A Scientific Statement from the American Association of Cardiovascular and Pulmonary Rehabilitation, the American Heart Association, and the American College of Cardiology has called for greater use of home-based cardiac rehabilitation as a secondary prevention tool in the USA to bring it into line with common practice in other countries.
Published in Circulation, the statement from Randal J Thomas (Mayo Clinic, Rochester, USA) et al says that although cardiac rehabilitation programmes have been shown to reduce morbidity and mortality in adults with ischaemic heart disease, heart failure, or cardiac surgery, they are significantly underused in the USA, and that “new delivery strategies are urgently needed to improve participation”. It adds: “Home-based cardiac rehabilitation has been incorporated into the healthcare systems of several countries, including Australia, Canada, and the UK. The British Heart Foundation recently reported that in the UK >50% of eligible patients are now participating in cardiac rehabilitation after a cardiac event or procedure. Unfortunately, home-based cardiac rehabilitation faces substantial challenges to implementation in the USA, most notably a lack of reimbursement by the Centers for Medicare & Medicaid Services and other third party payers. Of interest, in a recent study of cardiac rehabilitation-eligible patients, when given the option to receive cardiac rehabilitation through a home-based or a centre-based approach, nearly half preferred a home-based approach.”

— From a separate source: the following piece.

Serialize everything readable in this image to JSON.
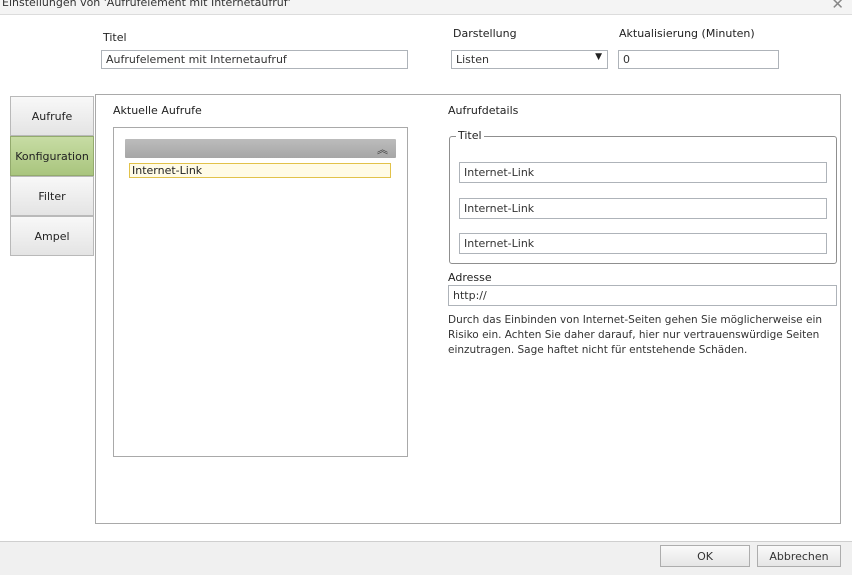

Thomas et al carried out a systematic review of published studies that compared home-based cardiac rehabilitation with centre-based cardiac rehabilitation to assess the comparative effectiveness and potential benefits of home-based programmes and to explore implementation strategies for their development. A literature search identified 23 studies that used randomised, experimental designs that directly compared outcomes, and the authors used these as the primary scientific basis of the statement. They excluded meta-analyses, systematic reviews, qualitative studies, published letters, editorials, and case reports, as well as studies that compared home-based cardiac rehabilitation with usual care. Patient populations included adults with myocardial infarction, stable angina, or heart failure and those who had undergone coronary revascularisation.

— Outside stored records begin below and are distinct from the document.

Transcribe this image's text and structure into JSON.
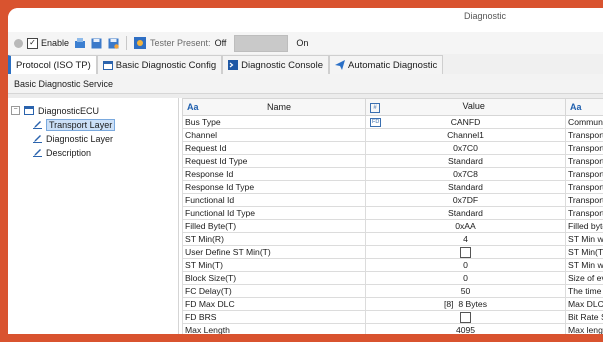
{
  "window": {
    "title": "Diagnostic"
  },
  "toolbar": {
    "enable_label": "Enable",
    "enable_checked": true,
    "tester_present_label": "Tester Present:",
    "off_label": "Off",
    "on_label": "On"
  },
  "tabs": [
    {
      "label": "Protocol (ISO TP)",
      "active": true
    },
    {
      "label": "Basic Diagnostic Config",
      "icon": "window-icon"
    },
    {
      "label": "Diagnostic Console",
      "icon": "console-icon"
    },
    {
      "label": "Automatic Diagnostic",
      "icon": "send-icon"
    }
  ],
  "section": {
    "title": "Basic Diagnostic Service"
  },
  "tree": {
    "root": "DiagnosticECU",
    "items": [
      "Transport Layer",
      "Diagnostic Layer",
      "Description"
    ],
    "selected": "Transport Layer"
  },
  "table": {
    "headers": {
      "name_icon": "Aa",
      "name": "Name",
      "value_icon": "#",
      "value": "Value",
      "comment_icon": "Aa"
    },
    "rows": [
      {
        "name": "Bus Type",
        "value": "CANFD",
        "comment": "Communi",
        "badge": "FD"
      },
      {
        "name": "Channel",
        "value": "Channel1",
        "comment": "Transport"
      },
      {
        "name": "Request Id",
        "value": "0x7C0",
        "comment": "Transport"
      },
      {
        "name": "Request Id Type",
        "value": "Standard",
        "comment": "Transport"
      },
      {
        "name": "Response Id",
        "value": "0x7C8",
        "comment": "Transport"
      },
      {
        "name": "Response Id Type",
        "value": "Standard",
        "comment": "Transport"
      },
      {
        "name": "Functional Id",
        "value": "0x7DF",
        "comment": "Transport"
      },
      {
        "name": "Functional Id Type",
        "value": "Standard",
        "comment": "Transport"
      },
      {
        "name": "Filled Byte(T)",
        "value": "0xAA",
        "comment": "Filled byte"
      },
      {
        "name": "ST Min(R)",
        "value": "4",
        "comment": "ST Min wh"
      },
      {
        "name": "User Define ST Min(T)",
        "value": "",
        "comment": "ST Min(T)",
        "checkbox": true
      },
      {
        "name": "ST Min(T)",
        "value": "0",
        "comment": "ST Min wh"
      },
      {
        "name": "Block Size(T)",
        "value": "0",
        "comment": "Size of eve"
      },
      {
        "name": "FC Delay(T)",
        "value": "50",
        "comment": "The time I"
      },
      {
        "name": "FD Max DLC",
        "value": "[8]  8 Bytes",
        "comment": "Max DLC"
      },
      {
        "name": "FD BRS",
        "value": "",
        "comment": "Bit Rate S",
        "checkbox": true
      },
      {
        "name": "Max Length",
        "value": "4095",
        "comment": "Max lengt"
      }
    ]
  },
  "colors": {
    "accent": "#2b6fc2",
    "frame": "#d9532f",
    "selection": "#cce0f7"
  }
}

The included studies assessed at least one of the following health outcomes: mortality, morbidity (defined as reinfarction, revascularisation, or cardiac-related hospitalisation), exercise capacity, modifiable cardiovascular risk factors (for example, smoking, lipids, blood pressure, blood glucose, exercise capacity), health related quality of life (HRQOL), adverse events, health services use, cost, or intervention adherence.
The statement recommends: “Although home-based cardiac rehabilitation appears to hold promise in expanding the use of cardiac rehabilitation to eligible patients, additional research and demonstration projects are needed to clarify, strengthen, and extend the home-based cardiac rehabilitation evidence base for key subgroups, including older adults, women, underrepresented minority groups, and other higher-risk and understudied groups.”

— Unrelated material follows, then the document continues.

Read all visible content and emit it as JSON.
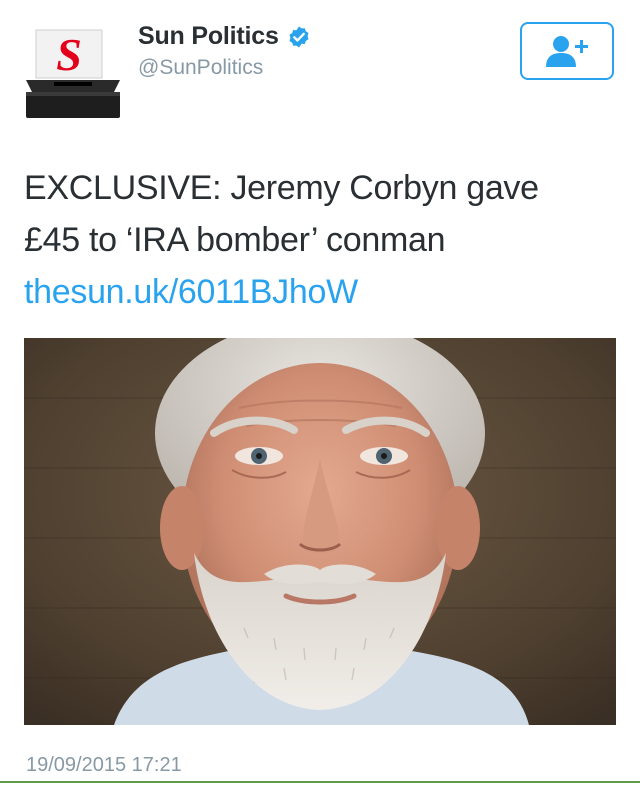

Thomas told Cardiovascular News: “We present evidence and limitations of home-based cardiac rehabilitation, and suggest that the evidence supports its use in patients who are at low-to-moderate risk who cannot attend a centre-based program. There are a number of unanswered questions about home-based cardiac rehabilitation, including its longer-term impact on cardiovascular disease outcomes, its impact in the elderly and underserved populations, and so on. But current evidence is sufficient to suggest it can be considered for lower-risk patients who cannot attend a centre-based program.
The statement was co-published in the Journal of Cardiopulmonary Rehabilitation and Prevention and the Journal of the American College of Cardiology.